In both cases, you have to work on the angle between the sides you found out to be equal.
Diagram 1:
You can show that the angle PCB is the same as ACR. To prove this, you can think of angles:
[tex]P\hat{C}B=P\hat{C}A + A\hat{C}B[/tex]
and
[tex]A\hat{C}R=B\hat{C}R+A\hat{C}B[/tex]
So, angle [tex]A\hat{C}B[/tex] is common, and both [tex]P\hat{C}A[/tex] and [tex]B\hat{C}R[/tex] are right angles.

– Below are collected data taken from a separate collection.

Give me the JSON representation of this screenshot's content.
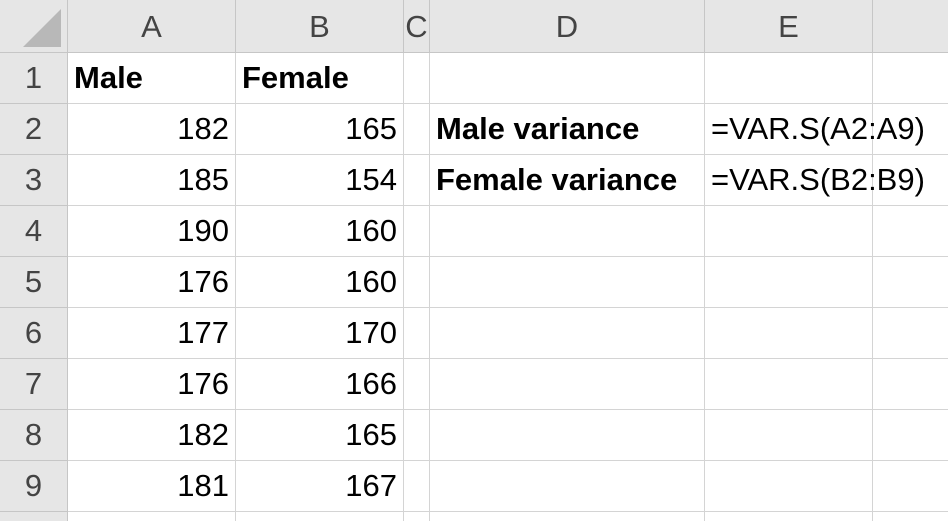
{
  "columns": [
    "A",
    "B",
    "C",
    "D",
    "E"
  ],
  "rows": [
    "1",
    "2",
    "3",
    "4",
    "5",
    "6",
    "7",
    "8",
    "9"
  ],
  "headers": {
    "male": "Male",
    "female": "Female"
  },
  "male_values": [
    "182",
    "185",
    "190",
    "176",
    "177",
    "176",
    "182",
    "181"
  ],
  "female_values": [
    "165",
    "154",
    "160",
    "160",
    "170",
    "166",
    "165",
    "167"
  ],
  "formulas": {
    "male_label": "Male variance",
    "male_formula": "=VAR.S(A2:A9)",
    "female_label": "Female variance",
    "female_formula": "=VAR.S(B2:B9)"
  },
  "colors": {
    "header_bg": "#e6e6e6",
    "grid_line": "#d4d4d4"
  }
}
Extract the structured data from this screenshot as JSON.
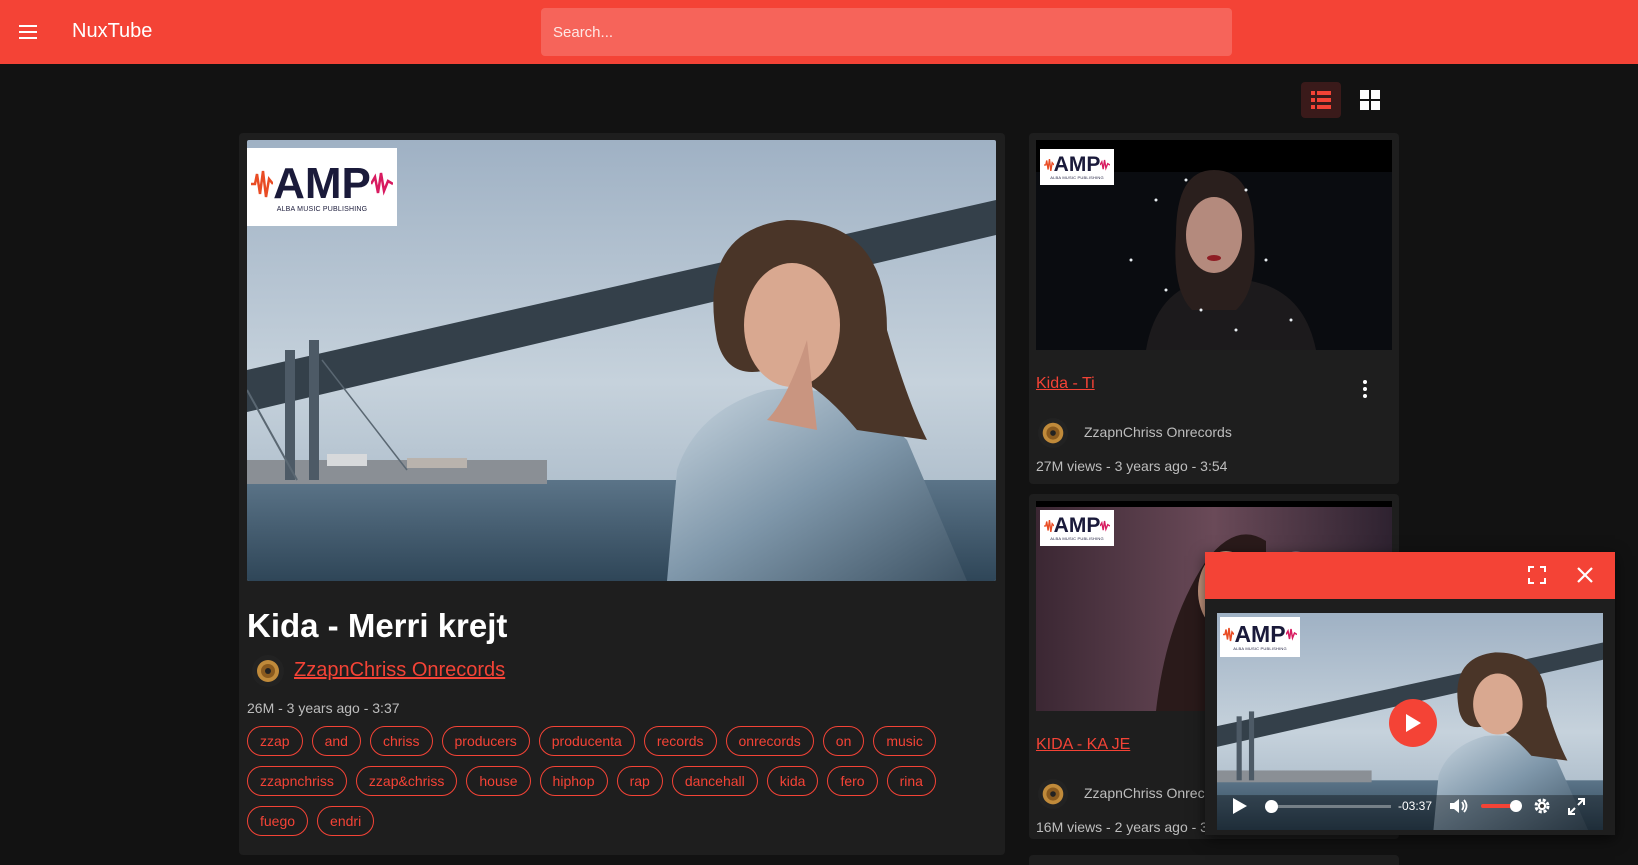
{
  "app": {
    "title": "NuxTube",
    "search_placeholder": "Search..."
  },
  "view_toggle": {
    "list_icon": "view-list-icon",
    "grid_icon": "view-grid-icon",
    "active": "list"
  },
  "main_video": {
    "title": "Kida - Merri krejt",
    "channel": "ZzapnChriss Onrecords",
    "meta": "26M - 3 years ago - 3:37",
    "logo_text": "AMP",
    "logo_subtext": "ALBA MUSIC PUBLISHING",
    "tags": [
      "zzap",
      "and",
      "chriss",
      "producers",
      "producenta",
      "records",
      "onrecords",
      "on",
      "music",
      "zzapnchriss",
      "zzap&chriss",
      "house",
      "hiphop",
      "rap",
      "dancehall",
      "kida",
      "fero",
      "rina",
      "fuego",
      "endri"
    ]
  },
  "side_videos": [
    {
      "title": "Kida - Ti",
      "channel": "ZzapnChriss Onrecords",
      "meta": "27M views - 3 years ago - 3:54"
    },
    {
      "title": "KIDA - KA JE",
      "channel": "ZzapnChriss Onrecords",
      "meta": "16M views - 2 years ago - 3"
    }
  ],
  "mini_player": {
    "time_remaining": "-03:37",
    "progress": 0,
    "volume": 0.75
  },
  "colors": {
    "accent": "#f44336",
    "background": "#121212",
    "card": "#1e1e1e"
  }
}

So, angles PCB and ACR are both 90° plus a common term (ACB), and thus they're equal.
Diagram 2:
We will work very similarly here: in this case, you have
[tex]A\hat{B}G = A\hat{B}C-G\hat{B}C[/tex]
and
[tex]C\hat{B}E=G\hat{B}E-G\hat{B}C[/tex]
Again, both [tex]A\hat{B}C[/tex] and [tex]G\hat{B}E[/tex] are right angles, so we have
[tex]A\hat{B}G = 90-G\hat{B}C[/tex]
and
[tex]C\hat{B}E=90-G\hat{B}C[/tex]
So, both [tex]A\hat{B}G[/tex] and [tex]C\hat{B}E[/tex] are 90 minus a common term, so they are equal.